Anyway, the latest review to pop up comes courtesy of Richard L. Pangburn at Little Known Gems, who appears to have given AZC quite a close reading, and particularly in terms of the ‘writer vs his muse’ aspect, in which context he cites Cormac McCarthy, Lawrence Block and Dante. The full review can be found here, with the gist running thusly:
“On its surface it crackles with wit, aphorisms, black one-liners, erudite literary allusions, popular culture references, and frequently surprising wordplay … laced with autobiographical asides and very dark humour involving terrorism, fatherhood, hospitals, the relationship between creation and destruction in parable, and much more … ABSOLUTE ZERO COOL is a literary novel and a darkly humorous work of philosophy.
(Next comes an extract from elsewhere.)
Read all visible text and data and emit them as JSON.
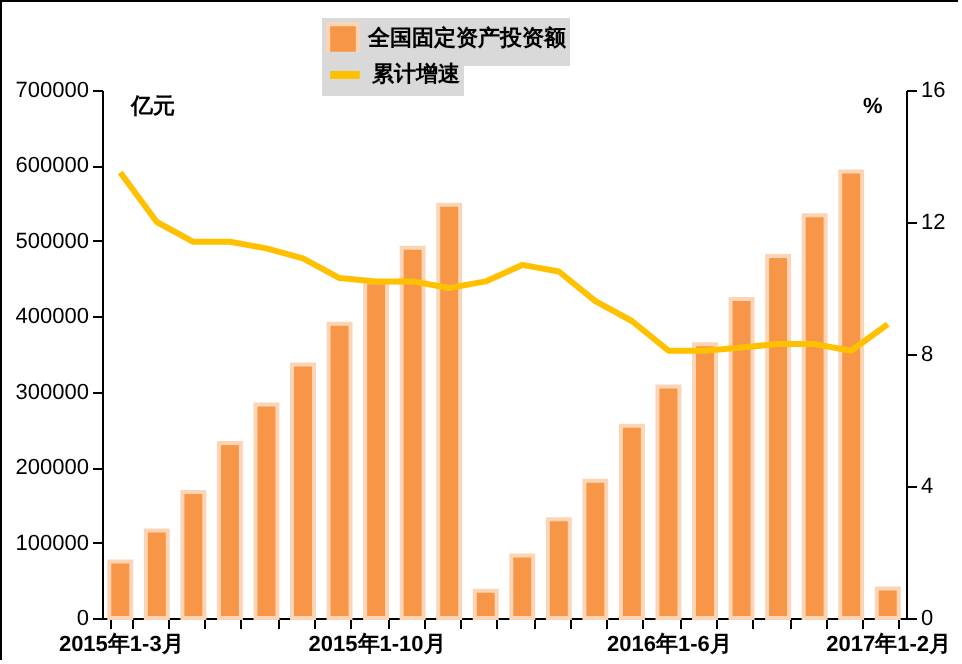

It easily falls into that sub-category of intellectual noir … Dante is well served here, all around.” - Little Known GemsAll of which is very nice indeed, and I thank you kindly, sir.
Meanwhile, Tony Bailie of the Irish News published an interview with yours truly yesterday. Here’s a sampler:
Declan Burke’s surreal take on the noir genre is generating rave reviews – including thumbs up from John Banville, Ken Bruen, John Connolly and Colin Bateman – and the character-confronting-the-author twist has seen Burke being compared to Flann O’Brien.For the rest, courtesy of Tony Bailie’s blog (the Irish News being a subscription site), clickety-click here …
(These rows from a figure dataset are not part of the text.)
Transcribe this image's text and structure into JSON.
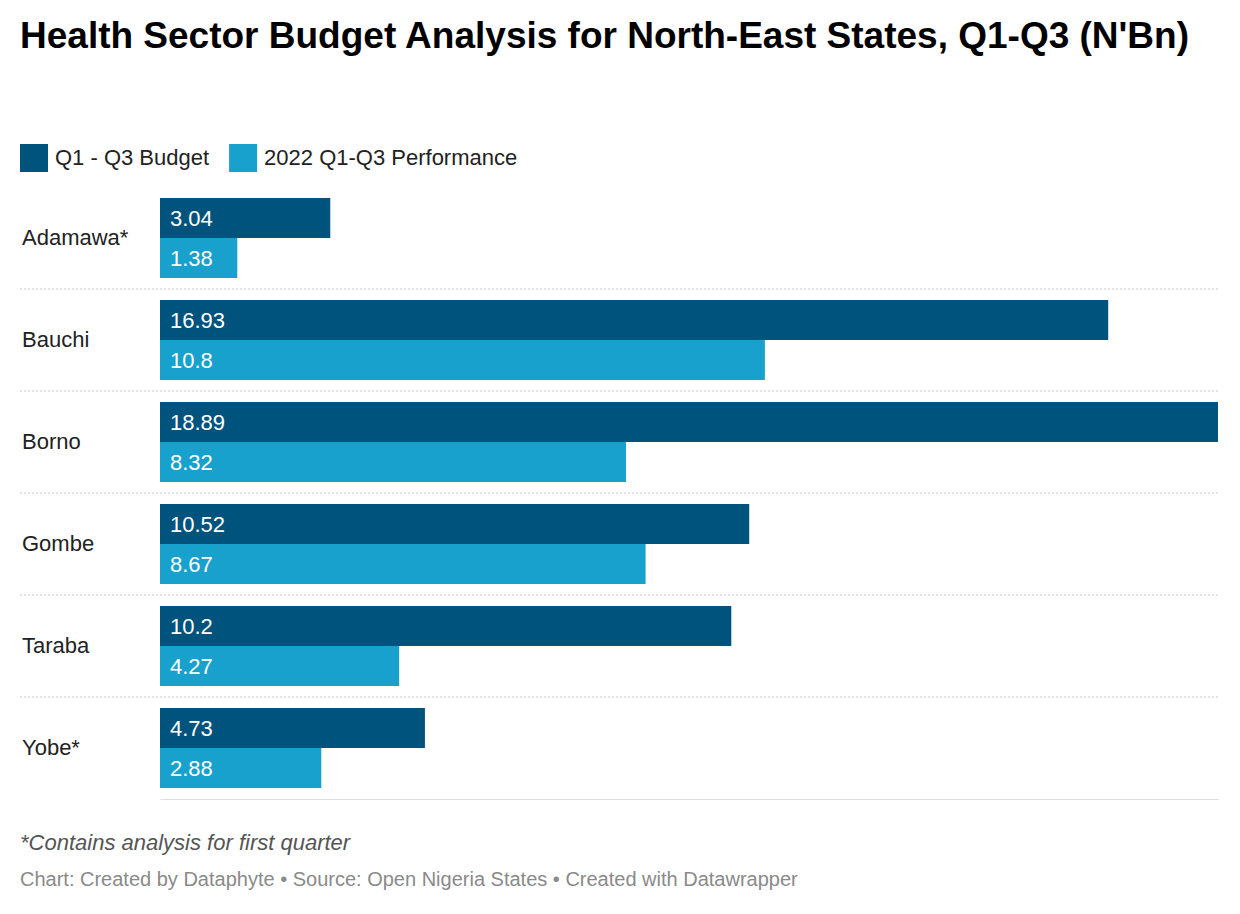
{
  "chart_data": {
    "type": "bar",
    "orientation": "horizontal",
    "title": "Health Sector Budget Analysis for North-East States, Q1-Q3 (N'Bn)",
    "categories": [
      "Adamawa*",
      "Bauchi",
      "Borno",
      "Gombe",
      "Taraba",
      "Yobe*"
    ],
    "series": [
      {
        "name": "Q1 - Q3 Budget",
        "color": "#00537c",
        "values": [
          3.04,
          16.93,
          18.89,
          10.52,
          10.2,
          4.73
        ]
      },
      {
        "name": "2022 Q1-Q3 Performance",
        "color": "#18a1cd",
        "values": [
          1.38,
          10.8,
          8.32,
          8.67,
          4.27,
          2.88
        ]
      }
    ],
    "xlim": [
      0,
      18.89
    ],
    "data_labels": true,
    "tick_labels": "y",
    "legend": "top-left",
    "note": "*Contains analysis for first quarter",
    "source": "Chart: Created by Dataphyte • Source: Open Nigeria States • Created with Datawrapper"
  }
}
“I’m a big fan of Flann O’Brien, and particularly AT SWIM-TWO-BIRDS – I’ve always loved that idea of messing about with the way you can tell a story and especially the idea that the characters in a book are entitled to have their say about how the story is going,” Burke says.
“You can get a bit heavy about it and talk about how it’s an expression of free will, with the writer being ‘God’ and the characters ‘human beings’ – I mean, if your life is a story, don’t you feel like you’re entitled to have some say in how it‘ll work out?
“I didn’t sit down and say, ‘Right, I’m going to write a Flann O’Brien book.’ The way the story came out is the way it needed to be to tell this particular story. Besides, that kind of narrative playfulness is far older than Flann O’Brien. It’s nearly as old as the novel itself, going all the way back to Tristram Shandy.”